There were no names, only numbers. Each of the calls was answered before the second ring, not by a service but by a personal assistant. Every one of those phones was professionally attended after business hours on a Friday night, and probably twenty‑ four hours a day by the sound of it. That seemed oddly extravagant, but maybe it wasn’t so unusual considering the circles in which his father was known to travel.

There’d been audible indications of a scrambler during at least four of the brief conversations, and some sort of voice‑ alteration gizmo on one of them. Everyone had seemed extremely wary of revealing any information about the identity of the person associated with each number, but the last one hadn’t been quite careful enough.

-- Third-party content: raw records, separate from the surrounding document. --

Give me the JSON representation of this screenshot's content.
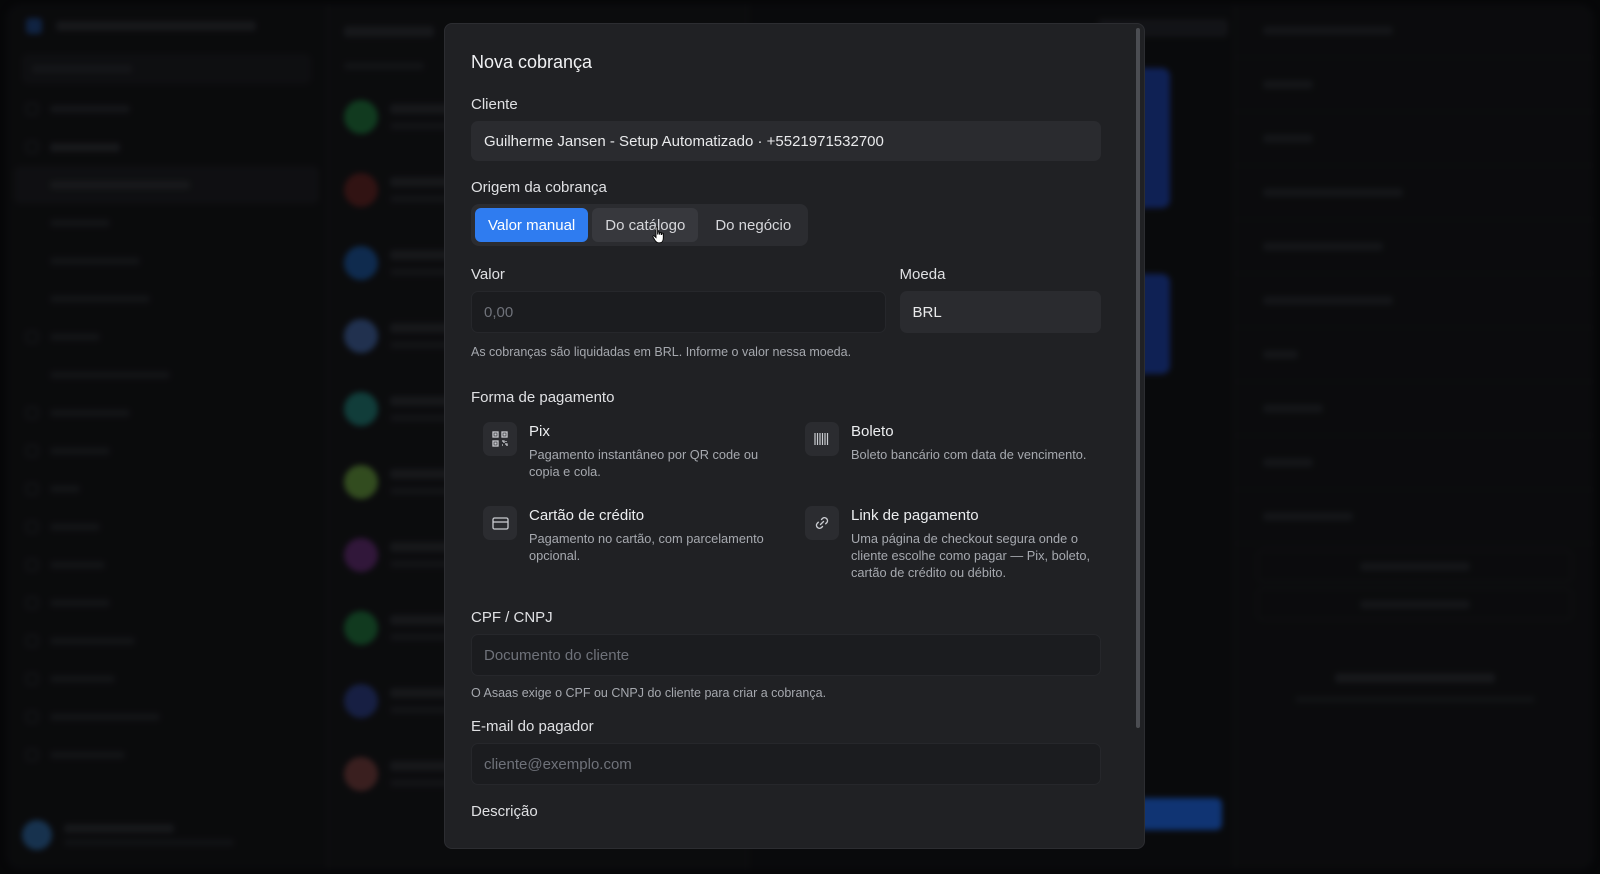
{
  "modal": {
    "title": "Nova cobrança",
    "cliente": {
      "label": "Cliente",
      "value": "Guilherme Jansen - Setup Automatizado · +5521971532700"
    },
    "origem": {
      "label": "Origem da cobrança",
      "options": [
        "Valor manual",
        "Do catálogo",
        "Do negócio"
      ],
      "selected": "Valor manual"
    },
    "valor": {
      "label": "Valor",
      "placeholder": "0,00"
    },
    "moeda": {
      "label": "Moeda",
      "value": "BRL"
    },
    "valor_hint": "As cobranças são liquidadas em BRL. Informe o valor nessa moeda.",
    "forma_pagamento": {
      "label": "Forma de pagamento",
      "methods": [
        {
          "icon": "qr-code-icon",
          "title": "Pix",
          "desc": "Pagamento instantâneo por QR code ou copia e cola."
        },
        {
          "icon": "barcode-icon",
          "title": "Boleto",
          "desc": "Boleto bancário com data de vencimento."
        },
        {
          "icon": "credit-card-icon",
          "title": "Cartão de crédito",
          "desc": "Pagamento no cartão, com parcelamento opcional."
        },
        {
          "icon": "link-icon",
          "title": "Link de pagamento",
          "desc": "Uma página de checkout segura onde o cliente escolhe como pagar — Pix, boleto, cartão de crédito ou débito."
        }
      ]
    },
    "documento": {
      "label": "CPF / CNPJ",
      "placeholder": "Documento do cliente",
      "hint": "O Asaas exige o CPF ou CNPJ do cliente para criar a cobrança."
    },
    "email": {
      "label": "E-mail do pagador",
      "placeholder": "cliente@exemplo.com"
    },
    "descricao": {
      "label": "Descrição"
    }
  },
  "colors": {
    "accent": "#2f7cf0",
    "modal_bg": "#202124",
    "field_bg": "#2a2b2f"
  }
}
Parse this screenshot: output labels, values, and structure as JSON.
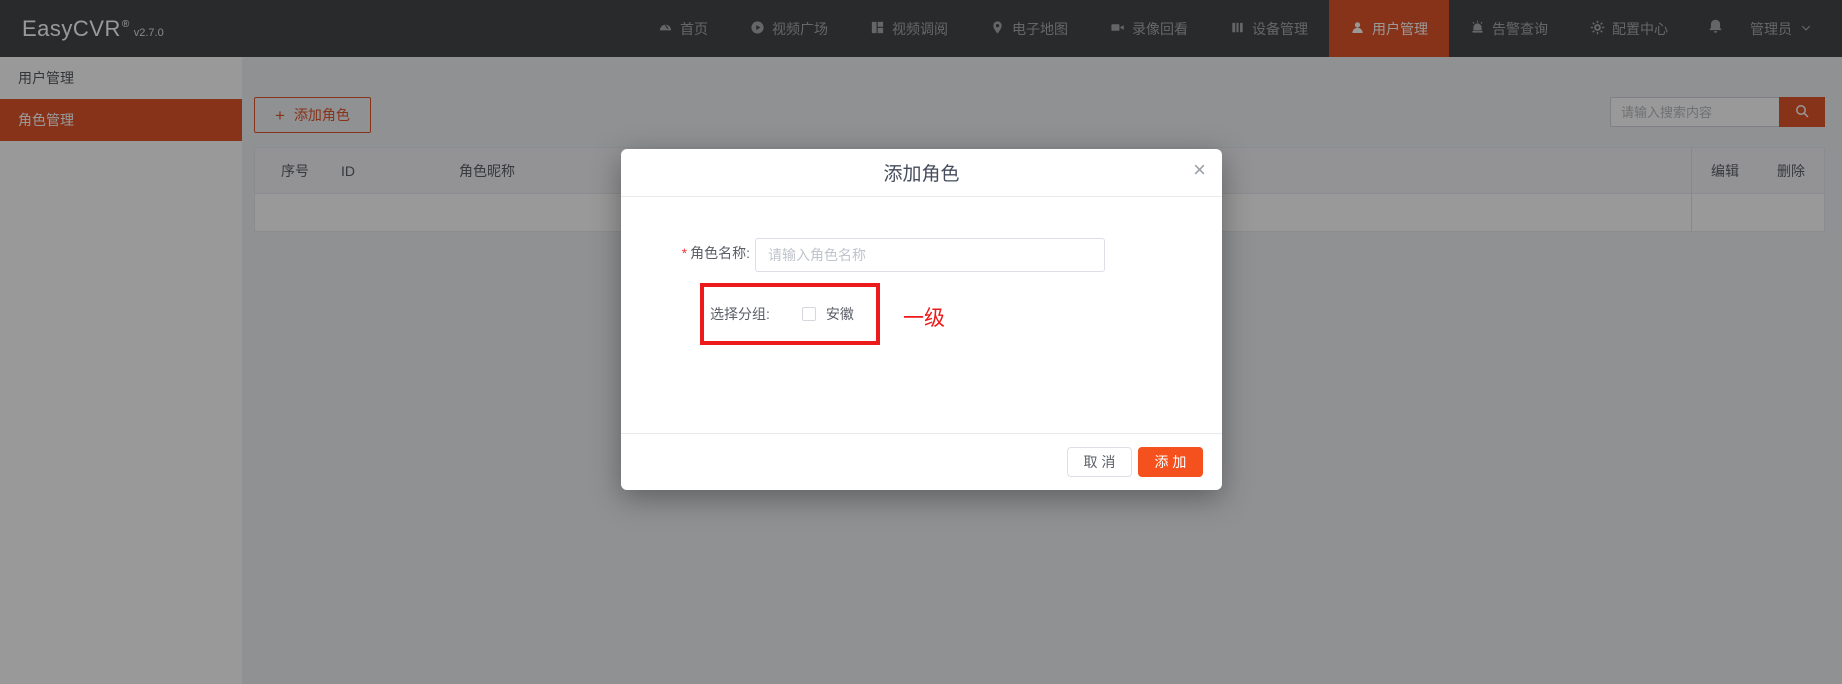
{
  "navbar": {
    "logo": "EasyCVR",
    "registered_mark": "®",
    "version": "v2.7.0",
    "items": [
      {
        "label": "首页",
        "icon": "dashboard-icon",
        "active": false
      },
      {
        "label": "视频广场",
        "icon": "play-icon",
        "active": false
      },
      {
        "label": "视频调阅",
        "icon": "layout-icon",
        "active": false
      },
      {
        "label": "电子地图",
        "icon": "map-pin-icon",
        "active": false
      },
      {
        "label": "录像回看",
        "icon": "camera-icon",
        "active": false
      },
      {
        "label": "设备管理",
        "icon": "devices-icon",
        "active": false
      },
      {
        "label": "用户管理",
        "icon": "user-icon",
        "active": true
      },
      {
        "label": "告警查询",
        "icon": "alarm-icon",
        "active": false
      },
      {
        "label": "配置中心",
        "icon": "gear-icon",
        "active": false
      }
    ],
    "bell_icon": "bell-icon",
    "user": {
      "name": "管理员",
      "dropdown_icon": "chevron-down-icon"
    }
  },
  "sidebar": {
    "items": [
      {
        "label": "用户管理",
        "active": false
      },
      {
        "label": "角色管理",
        "active": true
      }
    ]
  },
  "toolbar": {
    "add_role_label": "添加角色",
    "plus_glyph": "+",
    "search_placeholder": "请输入搜索内容",
    "search_icon": "magnifier-icon"
  },
  "table": {
    "columns": [
      "序号",
      "ID",
      "角色昵称"
    ],
    "fixed_columns": [
      "编辑",
      "删除"
    ],
    "rows": []
  },
  "modal": {
    "title": "添加角色",
    "close_glyph": "×",
    "fields": {
      "role_name": {
        "required_mark": "*",
        "label": "角色名称:",
        "value": "",
        "placeholder": "请输入角色名称"
      },
      "group": {
        "label": "选择分组:",
        "option": "安徽",
        "checked": false
      }
    },
    "buttons": {
      "cancel": "取 消",
      "submit": "添 加"
    }
  },
  "annotations": {
    "level_text": "一级",
    "box_note": "red highlight box around group selector",
    "color": "#ec1a1a"
  },
  "colors": {
    "brand_orange": "#e2552c",
    "submit_orange": "#f4511e",
    "navbar_bg": "#45474a",
    "annotation_red": "#ec1a1a"
  }
}
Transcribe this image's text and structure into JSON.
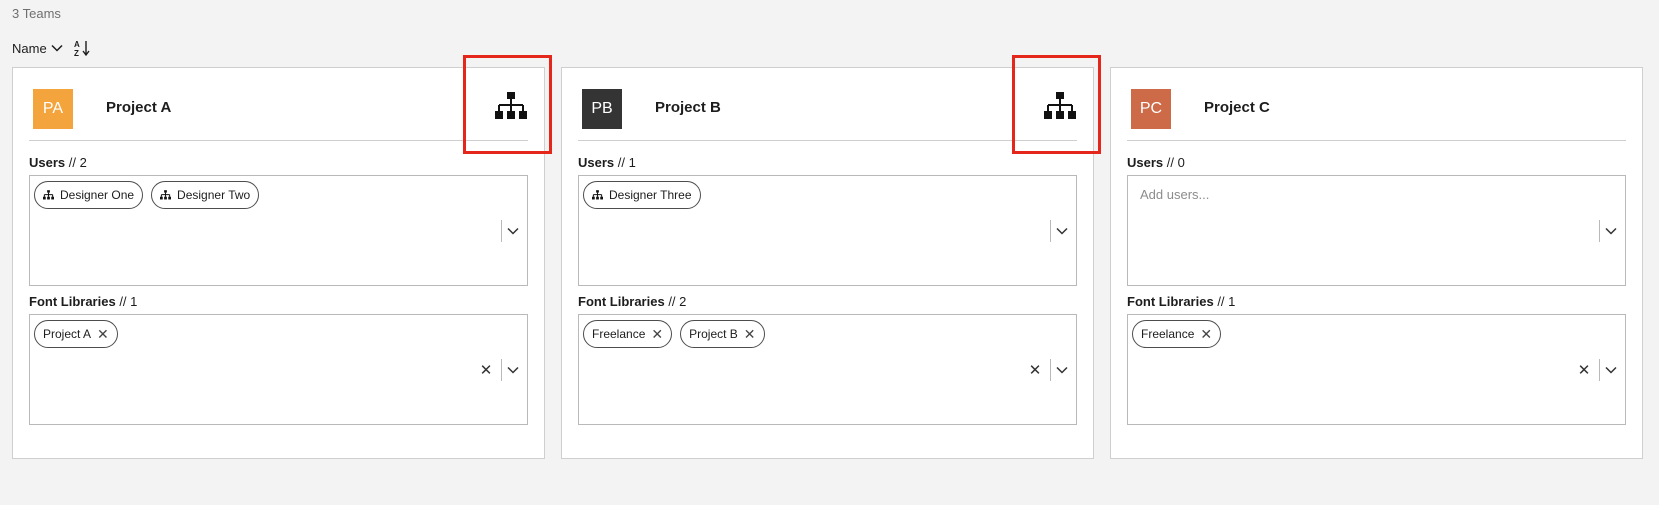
{
  "header": {
    "team_count": "3 Teams",
    "sort_label": "Name"
  },
  "labels": {
    "users": "Users",
    "font_libraries": "Font Libraries",
    "separator": "//"
  },
  "teams": [
    {
      "initials": "PA",
      "name": "Project A",
      "avatar_color": "#f4a43c",
      "has_hierarchy": true,
      "users_count": "2",
      "users": [
        "Designer One",
        "Designer Two"
      ],
      "users_placeholder": "",
      "libraries_count": "1",
      "libraries": [
        "Project A"
      ]
    },
    {
      "initials": "PB",
      "name": "Project B",
      "avatar_color": "#343434",
      "has_hierarchy": true,
      "users_count": "1",
      "users": [
        "Designer Three"
      ],
      "users_placeholder": "",
      "libraries_count": "2",
      "libraries": [
        "Freelance",
        "Project B"
      ]
    },
    {
      "initials": "PC",
      "name": "Project C",
      "avatar_color": "#cd6a47",
      "has_hierarchy": false,
      "users_count": "0",
      "users": [],
      "users_placeholder": "Add users...",
      "libraries_count": "1",
      "libraries": [
        "Freelance"
      ]
    }
  ],
  "colors": {
    "highlight": "#e5261b",
    "background": "#f3f3f3"
  }
}
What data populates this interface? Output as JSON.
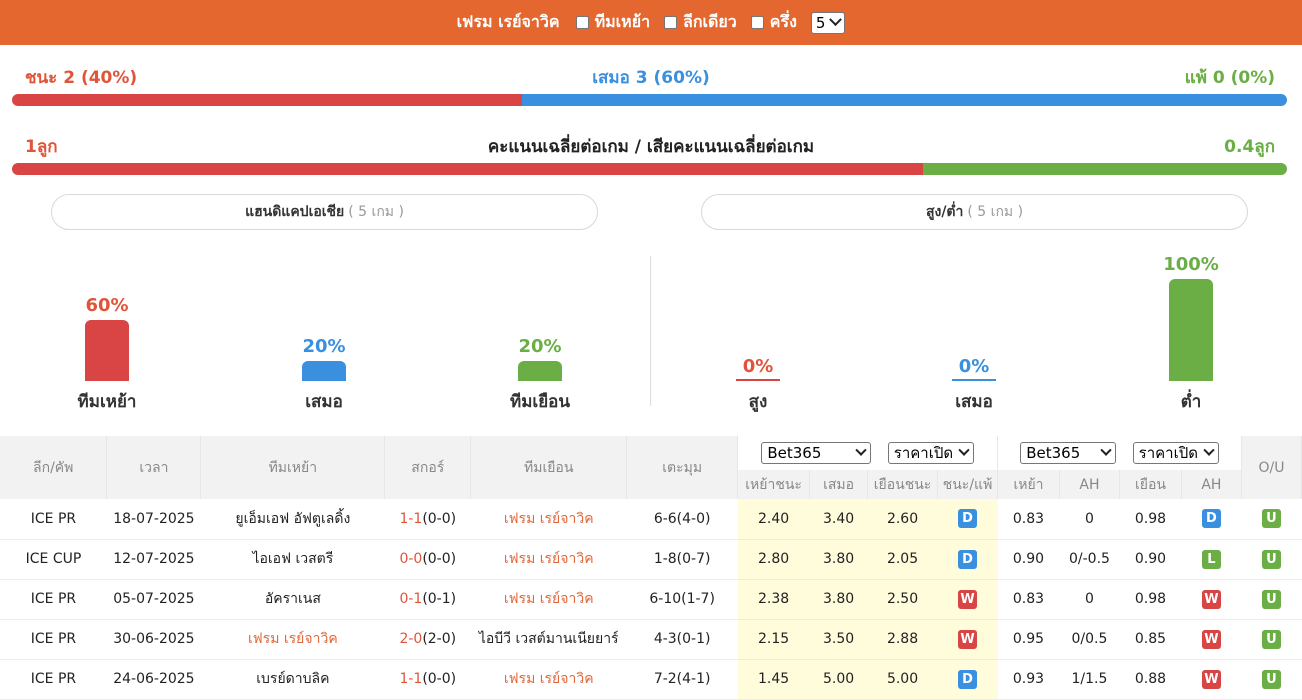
{
  "header": {
    "team_title": "เฟรม เรย์จาวิค",
    "filters": [
      {
        "label": "ทีมเหย้า",
        "checked": false
      },
      {
        "label": "ลีกเดียว",
        "checked": false
      },
      {
        "label": "ครึ่ง",
        "checked": false
      }
    ],
    "count_select": "5"
  },
  "summary": {
    "win_text": "ชนะ 2 (40%)",
    "draw_text": "เสมอ 3 (60%)",
    "loss_text": "แพ้ 0 (0%)",
    "win_pct": 40,
    "draw_pct": 60,
    "loss_pct": 0,
    "goals_for_text": "1ลูก",
    "goals_title": "คะแนนเฉลี่ยต่อเกม / เสียคะแนนเฉลี่ยต่อเกม",
    "goals_against_text": "0.4ลูก",
    "goals_for": 1,
    "goals_against": 0.4
  },
  "handicap": {
    "title": "แฮนดิแคปเอเชีย",
    "games": "( 5 เกม )",
    "bars": [
      {
        "label": "ทีมเหย้า",
        "pct_text": "60%",
        "pct": 60,
        "color": "#d94545",
        "text_color": "#e0553a"
      },
      {
        "label": "เสมอ",
        "pct_text": "20%",
        "pct": 20,
        "color": "#3a8fdf",
        "text_color": "#3a8fdf"
      },
      {
        "label": "ทีมเยือน",
        "pct_text": "20%",
        "pct": 20,
        "color": "#6aae45",
        "text_color": "#6aae45"
      }
    ]
  },
  "overunder": {
    "title": "สูง/ต่ำ",
    "games": "( 5 เกม )",
    "bars": [
      {
        "label": "สูง",
        "pct_text": "0%",
        "pct": 0,
        "color": "#d94545",
        "text_color": "#e0553a"
      },
      {
        "label": "เสมอ",
        "pct_text": "0%",
        "pct": 0,
        "color": "#3a8fdf",
        "text_color": "#3a8fdf"
      },
      {
        "label": "ต่ำ",
        "pct_text": "100%",
        "pct": 100,
        "color": "#6aae45",
        "text_color": "#6aae45"
      }
    ]
  },
  "table": {
    "headers": {
      "league": "ลีก/คัพ",
      "time": "เวลา",
      "home": "ทีมเหย้า",
      "score": "สกอร์",
      "away": "ทีมเยือน",
      "corners": "เตะมุม",
      "o1_book": "Bet365",
      "o1_type": "ราคาเปิด",
      "o1_h": "เหย้าชนะ",
      "o1_d": "เสมอ",
      "o1_a": "เยือนชนะ",
      "o1_r": "ชนะ/แพ้",
      "o2_book": "Bet365",
      "o2_type": "ราคาเปิด",
      "o2_h": "เหย้า",
      "o2_ah": "AH",
      "o2_a": "เยือน",
      "o2_r": "AH",
      "ou": "O/U"
    },
    "rows": [
      {
        "league": "ICE PR",
        "date": "18-07-2025",
        "home": "ยูเอ็มเอฟ อัฟตูเลดิ้ง",
        "home_hl": false,
        "score": "1-1",
        "ht": "(0-0)",
        "away": "เฟรม เรย์จาวิค",
        "away_hl": true,
        "corners": "6-6(4-0)",
        "h": "2.40",
        "d": "3.40",
        "a": "2.60",
        "r1": "D",
        "ah_h": "0.83",
        "ah": "0",
        "ah_a": "0.98",
        "r2": "D",
        "ou": "U"
      },
      {
        "league": "ICE CUP",
        "date": "12-07-2025",
        "home": "ไอเอฟ เวสตรี",
        "home_hl": false,
        "score": "0-0",
        "ht": "(0-0)",
        "away": "เฟรม เรย์จาวิค",
        "away_hl": true,
        "corners": "1-8(0-7)",
        "h": "2.80",
        "d": "3.80",
        "a": "2.05",
        "r1": "D",
        "ah_h": "0.90",
        "ah": "0/-0.5",
        "ah_a": "0.90",
        "r2": "L",
        "ou": "U"
      },
      {
        "league": "ICE PR",
        "date": "05-07-2025",
        "home": "อัคราเนส",
        "home_hl": false,
        "score": "0-1",
        "ht": "(0-1)",
        "away": "เฟรม เรย์จาวิค",
        "away_hl": true,
        "corners": "6-10(1-7)",
        "h": "2.38",
        "d": "3.80",
        "a": "2.50",
        "r1": "W",
        "ah_h": "0.83",
        "ah": "0",
        "ah_a": "0.98",
        "r2": "W",
        "ou": "U"
      },
      {
        "league": "ICE PR",
        "date": "30-06-2025",
        "home": "เฟรม เรย์จาวิค",
        "home_hl": true,
        "score": "2-0",
        "ht": "(2-0)",
        "away": "ไอบีวี เวสต์มานเนียยาร์",
        "away_hl": false,
        "corners": "4-3(0-1)",
        "h": "2.15",
        "d": "3.50",
        "a": "2.88",
        "r1": "W",
        "ah_h": "0.95",
        "ah": "0/0.5",
        "ah_a": "0.85",
        "r2": "W",
        "ou": "U"
      },
      {
        "league": "ICE PR",
        "date": "24-06-2025",
        "home": "เบรย์ดาบลิค",
        "home_hl": false,
        "score": "1-1",
        "ht": "(0-0)",
        "away": "เฟรม เรย์จาวิค",
        "away_hl": true,
        "corners": "7-2(4-1)",
        "h": "1.45",
        "d": "5.00",
        "a": "5.00",
        "r1": "D",
        "ah_h": "0.93",
        "ah": "1/1.5",
        "ah_a": "0.88",
        "r2": "W",
        "ou": "U"
      }
    ]
  }
}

Noah had caught a last name spoken in the background during this final call. It was a Manhattan number, a 212 area code, and the name he’d heard was an uncommon one. He’d also seen it in the newspaper earlier in the day. That call had been to the private line of the most likely nominee for the next U. S. Treasury secretary, assuming the election went as forecast.

This man was also the current president of the New York branch of the Federal Reserve. He and twenty or so others of comparable status were apparently now dropping everything and coming here, bound for a conference room where Noah’s father was waiting with the previous attendees.

He walked to the southeast corner suite and keyed himself into the private kitchen used to prepare his father’s meals on those days he was in town. The room was all tile and polished granite and stainless steel, larger than most of the executive offices and equipped for Arthur Gardner’s personal chef.

Noah flipped on the blower over the range, lit the cooktop in back, and followed the final instruction on his list of things to do.

Destroy this paper; be certain to watch it burn.